Voor de koffiepauze trakteerde tandarts Nurcan Yilmaz het publiek vervolgens op een deels gepersonifieerde kijk op vorm, symmetrie en functies van het gebit en aangezicht in al zijn facetten alsmede de kaakontwikkeling en het ‘openmondgedrag’. Ware boosdoeners als mondademen, tongpersen, infantiel slikken en duimzuigen of andere kind-gewoonten houdt zij deels verantwoordelijk voor scheve tanden of een onjuiste kaakontwikkeling met alle gevolgen van dien. Tijdens haar presentatie ging zij diep in op de impact op latere leeftijd indien een en ander niet vroegtijdig wordt onderkend en aangepakt. Gelet op het feit dat zij de selectiespelers van de Nederlandse eredivisieclub Heracles Almelo onder haar hoede heeft bespreekt zij ook regelmatig met de spelers het belang van functies van een goede kaakontwikkeling op de sportprestaties.
Voorts gaf zij de microfoon door aan de charismatische spreker Dr. John Flutter die is geboren en getogen in Engeland. Zijn presentatie richtte zich vooral op de schedelgroei en -ontwikkeling. Hij brengt craniale groei en ontwikkeling in verband met ademhalingspatronen, snurken en slaapapneu; houdingspatronen van hoofd en nek en van het lichaam naar de voeten. Met zijn interactieve vorm van lesgeven over de dentofaciale ontwikkeling oogstte hij een terecht applaus. Flutter is de afgelopen 12 jaar een zeer gewaardeerd adviseur en senior onderzoeker bij SportsInjuryLab op het gebied van occlusoposturale ontwikkeling bij jonge atleten.
Vervolgens gaf hij het stokje over aan Prof. Dr. Ian Needleman, hoogleraar parodontologie en aan het University College London, Eastman Dental Institute, Londen. Hij leidt het Centre for Oral Health and Performance dat erkenning kreeg van het Internationaal Olympisch Comité als onderdeel van het UK Research Centre voor de preventie van blessures en de bescherming van de gezondheid van atleten. Zijn interessante lezing over zijn onderzoek naar de parodontale status van 278 olympische atleten bracht een geheel nieuwe kijk op parodontologie in relatie tot topsporters: ‘Good oral health benefits performance and wellbeing in athletes’. Ook zijn onderzoek toonde aan dat Olympische atleten een suboptimale mondgezondheid vertoonden met een hoge prevalentie van cariës, gingivitis in combinatie met parodontitis.

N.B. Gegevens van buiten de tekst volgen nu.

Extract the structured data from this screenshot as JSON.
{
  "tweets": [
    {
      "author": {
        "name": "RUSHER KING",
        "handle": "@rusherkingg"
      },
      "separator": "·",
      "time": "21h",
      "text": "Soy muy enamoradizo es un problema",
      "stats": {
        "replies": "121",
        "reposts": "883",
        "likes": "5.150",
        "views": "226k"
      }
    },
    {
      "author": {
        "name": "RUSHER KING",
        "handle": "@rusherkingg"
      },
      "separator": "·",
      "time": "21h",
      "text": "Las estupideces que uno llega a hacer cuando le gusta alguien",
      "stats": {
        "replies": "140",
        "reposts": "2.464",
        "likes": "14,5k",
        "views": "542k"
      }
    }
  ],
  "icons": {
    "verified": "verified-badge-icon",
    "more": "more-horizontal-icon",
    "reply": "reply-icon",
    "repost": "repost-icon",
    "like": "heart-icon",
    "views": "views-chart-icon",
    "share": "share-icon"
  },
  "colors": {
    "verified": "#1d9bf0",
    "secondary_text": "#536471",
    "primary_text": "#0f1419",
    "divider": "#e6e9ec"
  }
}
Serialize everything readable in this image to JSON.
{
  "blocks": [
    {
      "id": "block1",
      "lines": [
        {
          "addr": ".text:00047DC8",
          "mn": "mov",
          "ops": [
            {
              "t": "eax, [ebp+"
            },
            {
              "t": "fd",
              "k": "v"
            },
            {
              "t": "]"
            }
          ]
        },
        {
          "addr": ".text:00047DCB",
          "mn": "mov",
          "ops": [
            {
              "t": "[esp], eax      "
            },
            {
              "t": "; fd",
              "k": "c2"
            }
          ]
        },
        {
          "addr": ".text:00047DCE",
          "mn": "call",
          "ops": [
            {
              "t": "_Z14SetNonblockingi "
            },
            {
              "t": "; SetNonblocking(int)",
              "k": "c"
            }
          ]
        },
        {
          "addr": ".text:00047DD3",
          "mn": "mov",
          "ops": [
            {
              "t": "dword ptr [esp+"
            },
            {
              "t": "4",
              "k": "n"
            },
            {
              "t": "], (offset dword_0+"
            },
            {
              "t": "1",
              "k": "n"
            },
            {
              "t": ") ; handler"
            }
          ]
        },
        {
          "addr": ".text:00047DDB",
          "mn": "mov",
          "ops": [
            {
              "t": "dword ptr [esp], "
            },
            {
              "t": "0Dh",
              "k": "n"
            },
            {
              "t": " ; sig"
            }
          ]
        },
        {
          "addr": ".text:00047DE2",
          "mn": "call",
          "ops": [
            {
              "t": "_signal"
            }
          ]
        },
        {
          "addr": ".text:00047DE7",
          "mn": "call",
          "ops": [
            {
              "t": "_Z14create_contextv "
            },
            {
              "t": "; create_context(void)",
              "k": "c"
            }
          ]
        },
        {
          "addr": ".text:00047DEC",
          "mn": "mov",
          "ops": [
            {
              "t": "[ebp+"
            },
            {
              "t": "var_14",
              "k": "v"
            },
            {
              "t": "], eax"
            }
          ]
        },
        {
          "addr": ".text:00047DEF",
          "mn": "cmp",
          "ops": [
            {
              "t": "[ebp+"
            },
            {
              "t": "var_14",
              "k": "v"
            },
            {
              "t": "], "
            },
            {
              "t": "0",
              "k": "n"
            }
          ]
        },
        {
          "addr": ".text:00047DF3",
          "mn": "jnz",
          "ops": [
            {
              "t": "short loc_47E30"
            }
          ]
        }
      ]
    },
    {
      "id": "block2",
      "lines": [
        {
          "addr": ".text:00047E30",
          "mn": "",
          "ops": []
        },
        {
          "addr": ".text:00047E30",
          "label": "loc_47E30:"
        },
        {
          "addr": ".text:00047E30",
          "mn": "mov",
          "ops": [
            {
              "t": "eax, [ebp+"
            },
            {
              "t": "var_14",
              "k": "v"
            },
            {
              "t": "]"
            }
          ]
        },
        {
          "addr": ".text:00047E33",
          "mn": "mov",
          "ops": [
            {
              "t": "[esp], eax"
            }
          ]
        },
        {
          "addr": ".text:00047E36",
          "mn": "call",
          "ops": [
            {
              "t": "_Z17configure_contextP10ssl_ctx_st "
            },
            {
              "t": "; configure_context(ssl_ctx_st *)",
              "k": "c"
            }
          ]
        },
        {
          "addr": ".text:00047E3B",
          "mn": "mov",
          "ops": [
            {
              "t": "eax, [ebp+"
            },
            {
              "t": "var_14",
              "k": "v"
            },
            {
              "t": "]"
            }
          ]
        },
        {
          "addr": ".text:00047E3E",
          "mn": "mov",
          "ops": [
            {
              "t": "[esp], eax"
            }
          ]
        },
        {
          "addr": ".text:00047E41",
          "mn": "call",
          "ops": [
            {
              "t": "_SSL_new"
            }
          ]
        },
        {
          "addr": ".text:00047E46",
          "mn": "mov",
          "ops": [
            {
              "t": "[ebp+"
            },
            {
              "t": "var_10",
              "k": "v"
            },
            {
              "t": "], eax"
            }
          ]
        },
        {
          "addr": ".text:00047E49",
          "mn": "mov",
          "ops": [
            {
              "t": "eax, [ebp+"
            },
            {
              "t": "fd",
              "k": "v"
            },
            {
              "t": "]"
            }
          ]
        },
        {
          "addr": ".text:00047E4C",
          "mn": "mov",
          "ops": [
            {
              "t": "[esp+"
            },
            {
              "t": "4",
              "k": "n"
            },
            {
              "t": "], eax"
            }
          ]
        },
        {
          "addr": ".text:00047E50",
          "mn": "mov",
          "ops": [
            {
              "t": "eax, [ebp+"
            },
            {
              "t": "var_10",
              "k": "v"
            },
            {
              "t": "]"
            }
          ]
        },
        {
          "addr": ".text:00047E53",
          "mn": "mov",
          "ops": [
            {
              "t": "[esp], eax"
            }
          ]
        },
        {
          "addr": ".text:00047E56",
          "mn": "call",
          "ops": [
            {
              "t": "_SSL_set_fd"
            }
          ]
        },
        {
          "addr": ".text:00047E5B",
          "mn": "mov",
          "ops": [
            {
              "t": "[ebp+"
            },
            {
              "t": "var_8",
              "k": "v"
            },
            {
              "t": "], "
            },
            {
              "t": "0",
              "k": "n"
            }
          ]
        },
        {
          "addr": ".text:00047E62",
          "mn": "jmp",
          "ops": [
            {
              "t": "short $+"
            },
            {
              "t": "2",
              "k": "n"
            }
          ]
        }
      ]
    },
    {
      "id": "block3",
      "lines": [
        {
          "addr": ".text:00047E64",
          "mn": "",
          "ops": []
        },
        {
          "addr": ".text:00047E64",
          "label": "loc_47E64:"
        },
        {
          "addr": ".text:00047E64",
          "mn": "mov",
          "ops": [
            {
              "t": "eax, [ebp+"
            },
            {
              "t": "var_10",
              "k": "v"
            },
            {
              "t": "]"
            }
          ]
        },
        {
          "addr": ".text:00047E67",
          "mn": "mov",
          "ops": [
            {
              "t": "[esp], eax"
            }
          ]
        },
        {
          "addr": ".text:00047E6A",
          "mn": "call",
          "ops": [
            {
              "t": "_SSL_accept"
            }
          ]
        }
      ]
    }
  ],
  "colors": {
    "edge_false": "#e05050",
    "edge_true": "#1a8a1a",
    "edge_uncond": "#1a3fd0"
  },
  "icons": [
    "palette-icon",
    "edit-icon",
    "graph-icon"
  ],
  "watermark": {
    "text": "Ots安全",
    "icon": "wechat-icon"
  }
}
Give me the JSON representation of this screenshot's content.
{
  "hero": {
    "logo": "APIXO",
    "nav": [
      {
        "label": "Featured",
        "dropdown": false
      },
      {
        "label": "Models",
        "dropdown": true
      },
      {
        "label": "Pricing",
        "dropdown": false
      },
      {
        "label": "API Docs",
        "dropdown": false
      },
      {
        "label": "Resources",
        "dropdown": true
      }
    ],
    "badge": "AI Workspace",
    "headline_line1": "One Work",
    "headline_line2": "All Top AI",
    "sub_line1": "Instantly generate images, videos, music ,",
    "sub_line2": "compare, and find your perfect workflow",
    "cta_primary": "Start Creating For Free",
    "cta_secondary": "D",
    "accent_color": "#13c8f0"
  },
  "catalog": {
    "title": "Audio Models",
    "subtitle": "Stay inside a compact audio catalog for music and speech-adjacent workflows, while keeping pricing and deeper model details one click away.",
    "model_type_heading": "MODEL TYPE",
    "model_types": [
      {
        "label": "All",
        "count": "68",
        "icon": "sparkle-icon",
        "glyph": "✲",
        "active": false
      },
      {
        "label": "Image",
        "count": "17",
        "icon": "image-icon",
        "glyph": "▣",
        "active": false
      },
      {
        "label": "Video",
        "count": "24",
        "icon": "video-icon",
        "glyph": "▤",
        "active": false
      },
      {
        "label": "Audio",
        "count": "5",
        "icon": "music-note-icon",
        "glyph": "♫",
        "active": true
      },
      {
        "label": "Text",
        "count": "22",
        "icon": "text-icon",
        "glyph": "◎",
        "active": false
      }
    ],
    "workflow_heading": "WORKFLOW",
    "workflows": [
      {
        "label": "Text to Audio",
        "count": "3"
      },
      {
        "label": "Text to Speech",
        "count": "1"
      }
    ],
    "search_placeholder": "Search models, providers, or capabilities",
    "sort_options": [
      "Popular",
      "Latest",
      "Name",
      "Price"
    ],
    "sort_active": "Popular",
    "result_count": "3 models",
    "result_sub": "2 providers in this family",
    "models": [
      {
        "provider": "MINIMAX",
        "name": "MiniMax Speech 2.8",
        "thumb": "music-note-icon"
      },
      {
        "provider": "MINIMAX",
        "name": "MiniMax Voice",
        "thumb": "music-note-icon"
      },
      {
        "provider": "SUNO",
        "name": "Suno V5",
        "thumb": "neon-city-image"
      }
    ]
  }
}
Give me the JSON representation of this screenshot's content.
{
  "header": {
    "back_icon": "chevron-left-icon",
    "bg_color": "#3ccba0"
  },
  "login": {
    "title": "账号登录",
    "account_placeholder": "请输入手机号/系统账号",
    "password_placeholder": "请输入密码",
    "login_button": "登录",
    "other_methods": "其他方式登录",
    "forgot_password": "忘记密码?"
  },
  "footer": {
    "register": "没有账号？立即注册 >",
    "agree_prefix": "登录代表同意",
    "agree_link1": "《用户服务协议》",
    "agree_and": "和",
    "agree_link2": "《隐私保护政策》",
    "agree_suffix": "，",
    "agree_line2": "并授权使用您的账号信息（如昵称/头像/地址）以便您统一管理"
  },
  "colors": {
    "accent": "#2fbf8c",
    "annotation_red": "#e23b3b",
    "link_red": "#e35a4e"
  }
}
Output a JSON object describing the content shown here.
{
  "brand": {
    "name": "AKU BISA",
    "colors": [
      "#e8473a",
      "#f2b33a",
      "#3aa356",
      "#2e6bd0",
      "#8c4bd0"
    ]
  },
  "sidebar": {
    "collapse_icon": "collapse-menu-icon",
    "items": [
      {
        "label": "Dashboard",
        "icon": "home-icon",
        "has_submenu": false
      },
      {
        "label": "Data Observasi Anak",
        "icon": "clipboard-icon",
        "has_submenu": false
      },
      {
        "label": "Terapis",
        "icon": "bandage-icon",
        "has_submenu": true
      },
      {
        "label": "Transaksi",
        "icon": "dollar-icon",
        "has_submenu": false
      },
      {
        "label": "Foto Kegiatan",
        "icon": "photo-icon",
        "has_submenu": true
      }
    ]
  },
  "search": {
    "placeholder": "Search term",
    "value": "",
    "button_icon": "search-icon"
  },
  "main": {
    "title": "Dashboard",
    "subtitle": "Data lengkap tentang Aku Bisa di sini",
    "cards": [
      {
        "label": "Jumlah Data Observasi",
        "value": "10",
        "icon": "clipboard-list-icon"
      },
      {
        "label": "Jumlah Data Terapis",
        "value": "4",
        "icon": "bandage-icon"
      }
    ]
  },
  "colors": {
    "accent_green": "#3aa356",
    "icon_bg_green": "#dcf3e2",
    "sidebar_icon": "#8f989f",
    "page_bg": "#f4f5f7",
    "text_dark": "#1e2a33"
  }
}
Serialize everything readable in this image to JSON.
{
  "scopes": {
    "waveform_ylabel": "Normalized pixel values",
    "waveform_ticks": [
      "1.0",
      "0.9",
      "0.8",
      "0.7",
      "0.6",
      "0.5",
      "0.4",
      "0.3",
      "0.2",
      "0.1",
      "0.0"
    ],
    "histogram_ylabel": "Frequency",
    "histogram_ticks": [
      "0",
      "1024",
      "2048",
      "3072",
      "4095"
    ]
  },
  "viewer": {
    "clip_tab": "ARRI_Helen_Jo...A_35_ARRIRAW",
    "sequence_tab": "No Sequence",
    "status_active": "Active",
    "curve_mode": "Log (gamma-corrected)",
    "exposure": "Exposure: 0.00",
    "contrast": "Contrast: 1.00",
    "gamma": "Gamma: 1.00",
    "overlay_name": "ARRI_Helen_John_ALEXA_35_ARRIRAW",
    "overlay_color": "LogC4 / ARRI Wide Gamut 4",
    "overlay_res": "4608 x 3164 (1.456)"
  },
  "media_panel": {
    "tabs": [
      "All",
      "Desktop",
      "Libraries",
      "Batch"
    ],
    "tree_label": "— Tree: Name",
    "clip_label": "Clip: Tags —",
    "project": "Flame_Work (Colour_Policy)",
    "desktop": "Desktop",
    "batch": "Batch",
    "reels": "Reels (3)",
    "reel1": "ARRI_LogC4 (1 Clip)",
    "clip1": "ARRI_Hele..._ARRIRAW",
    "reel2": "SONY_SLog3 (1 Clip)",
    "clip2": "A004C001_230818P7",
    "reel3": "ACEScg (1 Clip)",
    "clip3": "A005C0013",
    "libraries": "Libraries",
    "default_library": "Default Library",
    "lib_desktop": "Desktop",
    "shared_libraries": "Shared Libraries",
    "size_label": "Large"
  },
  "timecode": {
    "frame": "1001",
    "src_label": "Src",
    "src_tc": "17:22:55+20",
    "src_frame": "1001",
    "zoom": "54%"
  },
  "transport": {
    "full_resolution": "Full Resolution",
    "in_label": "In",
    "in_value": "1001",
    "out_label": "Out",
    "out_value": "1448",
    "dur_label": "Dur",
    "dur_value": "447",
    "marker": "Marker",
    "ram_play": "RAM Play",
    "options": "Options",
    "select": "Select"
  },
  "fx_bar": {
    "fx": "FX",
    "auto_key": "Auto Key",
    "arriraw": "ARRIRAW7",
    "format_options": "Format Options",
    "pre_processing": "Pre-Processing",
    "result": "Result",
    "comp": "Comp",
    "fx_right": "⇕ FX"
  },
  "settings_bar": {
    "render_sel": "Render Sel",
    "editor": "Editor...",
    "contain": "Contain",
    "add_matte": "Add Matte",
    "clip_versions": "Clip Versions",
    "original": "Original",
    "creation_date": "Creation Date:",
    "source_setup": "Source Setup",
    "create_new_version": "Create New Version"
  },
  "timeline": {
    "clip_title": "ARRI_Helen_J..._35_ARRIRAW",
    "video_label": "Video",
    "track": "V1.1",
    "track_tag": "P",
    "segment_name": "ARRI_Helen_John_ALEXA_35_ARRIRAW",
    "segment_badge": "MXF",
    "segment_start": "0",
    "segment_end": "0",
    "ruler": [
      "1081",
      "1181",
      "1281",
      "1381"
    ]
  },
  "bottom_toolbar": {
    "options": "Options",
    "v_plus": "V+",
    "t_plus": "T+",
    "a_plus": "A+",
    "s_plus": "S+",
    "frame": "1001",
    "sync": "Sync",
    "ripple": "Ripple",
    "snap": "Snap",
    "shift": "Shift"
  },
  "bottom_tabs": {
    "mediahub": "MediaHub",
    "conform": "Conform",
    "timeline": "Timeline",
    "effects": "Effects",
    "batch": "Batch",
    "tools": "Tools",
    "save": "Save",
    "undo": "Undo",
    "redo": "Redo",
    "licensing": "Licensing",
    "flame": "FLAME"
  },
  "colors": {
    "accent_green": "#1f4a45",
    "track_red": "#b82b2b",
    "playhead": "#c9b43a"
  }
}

De afsluiting was weggelegd voor Dr. Jean Pierre Meersseman. Na zijn afstuderen aan het Palmer College of Chiropractic heeft hij vele duizenden patiënten behandeld waaronder ‘s werelds beste atleten, topvoetballers en beroemdheden. Zijn belangrijkste en meest innovatieve prestatie destijds was de oprichting van het tot op heden vermaarde Milan Lab. Als medisch directeur van AC Milan werkte hij jarenlang als ongeëvenaarde pionier van de toegepaste kinesiologie. Met zijn lezing bevestigde hij zijn doorwrochte kennis hierover, maar zijn geslaagde klinische demonstratievan een aanwezige toehoorder met aanslepende schouderproblematiek, sprak boekdelen. Zijn immer befaamde uitspraak: ‘If I could take one doctor in my team, it would be a dentist!’ bleek een illustrerende afsluiter van dit symposium en gold impliciet als een oproep voor tandartsen om zich meer te manifesteren in het vak sportgeneeskunde.